So this, as they say, happened.
On 2016-12-27, I received an update on a Mix’n’match catalog that someone had uploaded. That update had improved names and descriptions for the catalog. I try to avoid such updates, because I made the import function so I do not have to deal with every catalog myself, and also because the update process is entirely manual, therefore somewhat painful and error-prone, as we will see. Now, as I was on vacation, I was naturally in a hurry, and (as it turned out later) there were too many tabs in the tab-delimited update file.
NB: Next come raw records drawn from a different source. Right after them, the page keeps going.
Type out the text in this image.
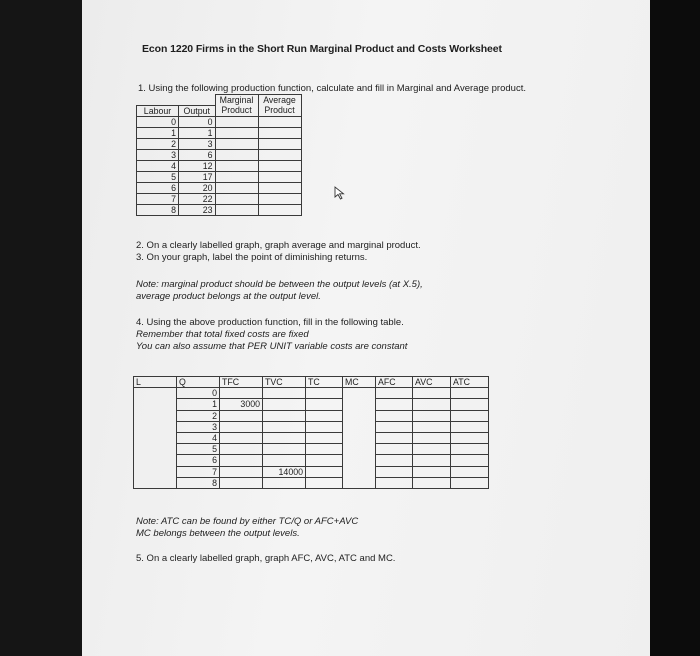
Econ 1220 Firms in the Short Run Marginal Product and Costs Worksheet
1. Using the following production function, calculate and fill in Marginal and Average product.
		Marginal	Average
Labour	Output	Product	Product
0	0		
1	1		
2	3		
3	6		
4	12		
5	17		
6	20		
7	22		
8	23		
2. On a clearly labelled graph, graph average and marginal product.
3. On your graph, label the point of diminishing returns.
Note: marginal product should be between the output levels (at X.5),
average product belongs at the output level.
4. Using the above production function, fill in the following table.
Remember that total fixed costs are fixed
You can also assume that PER UNIT variable costs are constant
L	Q	TFC	TVC	TC	MC	AFC	AVC	ATC
	0							
	1	3000						
	2							
	3							
	4							
	5							
	6							
	7		14000					
	8							
Note: ATC can be found by either TC/Q or AFC+AVC
MC belongs between the output levels.
5. On a clearly labelled graph, graph AFC, AVC, ATC and MC.
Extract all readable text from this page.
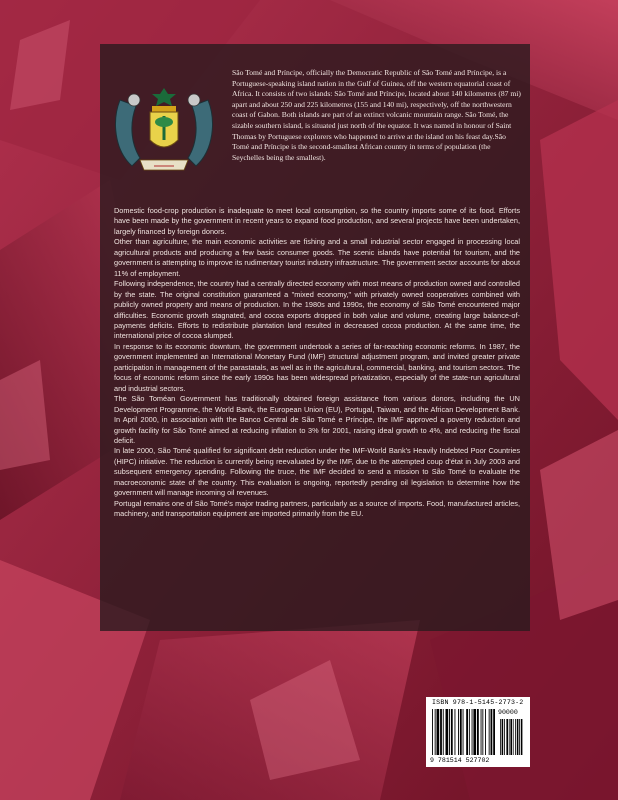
São Tomé and Príncipe, officially the Democratic Republic of São Tomé and Príncipe, is a Portuguese-speaking island nation in the Gulf of Guinea, off the western equatorial coast of Africa. It consists of two islands: São Tomé and Príncipe, located about 140 kilometres (87 mi) apart and about 250 and 225 kilometres (155 and 140 mi), respectively, off the northwestern coast of Gabon. Both islands are part of an extinct volcanic mountain range. São Tomé, the sizable southern island, is situated just north of the equator. It was named in honour of Saint Thomas by Portuguese explorers who happened to arrive at the island on his feast day.São Tomé and Príncipe is the second-smallest African country in terms of population (the Seychelles being the smallest).

Domestic food-crop production is inadequate to meet local consumption, so the country imports some of its food. Efforts have been made by the government in recent years to expand food production, and several projects have been undertaken, largely financed by foreign donors.

Other than agriculture, the main economic activities are fishing and a small industrial sector engaged in processing local agricultural products and producing a few basic consumer goods. The scenic islands have potential for tourism, and the government is attempting to improve its rudimentary tourist industry infrastructure. The government sector accounts for about 11% of employment.

Following independence, the country had a centrally directed economy with most means of production owned and controlled by the state. The original constitution guaranteed a "mixed economy," with privately owned cooperatives combined with publicly owned property and means of production. In the 1980s and 1990s, the economy of São Tomé encountered major difficulties. Economic growth stagnated, and cocoa exports dropped in both value and volume, creating large balance-of-payments deficits. Efforts to redistribute plantation land resulted in decreased cocoa production. At the same time, the international price of cocoa slumped.

In response to its economic downturn, the government undertook a series of far-reaching economic reforms. In 1987, the government implemented an International Monetary Fund (IMF) structural adjustment program, and invited greater private participation in management of the parastatals, as well as in the agricultural, commercial, banking, and tourism sectors. The focus of economic reform since the early 1990s has been widespread privatization, especially of the state-run agricultural and industrial sectors.

The São Toméan Government has traditionally obtained foreign assistance from various donors, including the UN Development Programme, the World Bank, the European Union (EU), Portugal, Taiwan, and the African Development Bank. In April 2000, in association with the Banco Central de São Tomé e Príncipe, the IMF approved a poverty reduction and growth facility for São Tomé aimed at reducing inflation to 3% for 2001, raising ideal growth to 4%, and reducing the fiscal deficit.

In late 2000, São Tomé qualified for significant debt reduction under the IMF-World Bank's Heavily Indebted Poor Countries (HIPC) initiative. The reduction is currently being reevaluated by the IMF, due to the attempted coup d'état in July 2003 and subsequent emergency spending. Following the truce, the IMF decided to send a mission to São Tomé to evaluate the macroeconomic state of the country. This evaluation is ongoing, reportedly pending oil legislation to determine how the government will manage incoming oil revenues.

Portugal remains one of São Tomé's major trading partners, particularly as a source of imports. Food, manufactured articles, machinery, and transportation equipment are imported primarily from the EU.

ISBN 978-1-5145-2773-2
90000
9 781514 527702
Long story short, something went wrong with the update. For some reason, some of the SQL commands I generated from the update file did not specify some details about which entry to update. Like, its ID, or the catalog. So when I checked what was taking so long, just short of 100% of Mix’n’match entries had the label “Kelvinator stove fault codes”, and the description “0”.
Backups, you say? Well, of course, but, look over there! /me runs for the hills
Well, not all was lost. Some of the large catalogs were still around from my original import. Also, my scraping scripts for specific catalogs generate JSON files with the data to import, and those are still around as well. There was also a SQL dump from 2015. That was a start.
Of course, I did not keep the catalogs imported through my web tool. Because they were safely stored in the database, you know? What could possibly go wrong? Thankfully, some people still had their original files around and gave them to me for updating the labels.
I also wrote a “re-scraping” script, which uses the external URLs I store for each entry in Mix’n’match, together with the external ID. Essentially, I get the respective web page, and write a few lines of code to parse the <title> tag, which often includes the label. This works for most catalogs.
So, at the time of writing, over 82% of labels in Mix’n’match have been successfully restored. That’s the good news.
The bad news is that the remaining ~17% are distributed across 133 catalogs. Some of these do not have URLs to scrape, some URLs don’t play nicely (session-based Java horrors, JS-only pages etc.), and the rest need site-specific <title> scraping code. Fixing those will take some time.
Apart from that, I fixed up a few things:
- Database snapshots (SQL dump) will now be taken once a week
- The snapshot from the previous week is preserved as well, in case damage went unnoticed
- Catalogs that are uploaded through the import tool will be preserved as individual files
Other than the remaining entries that require fixing, Mix’n’match is open for business, and while my one-man-show is spread thin as usual, subsequent blunders should be easier to mitigate. Apologies for the inconvenience, and all that.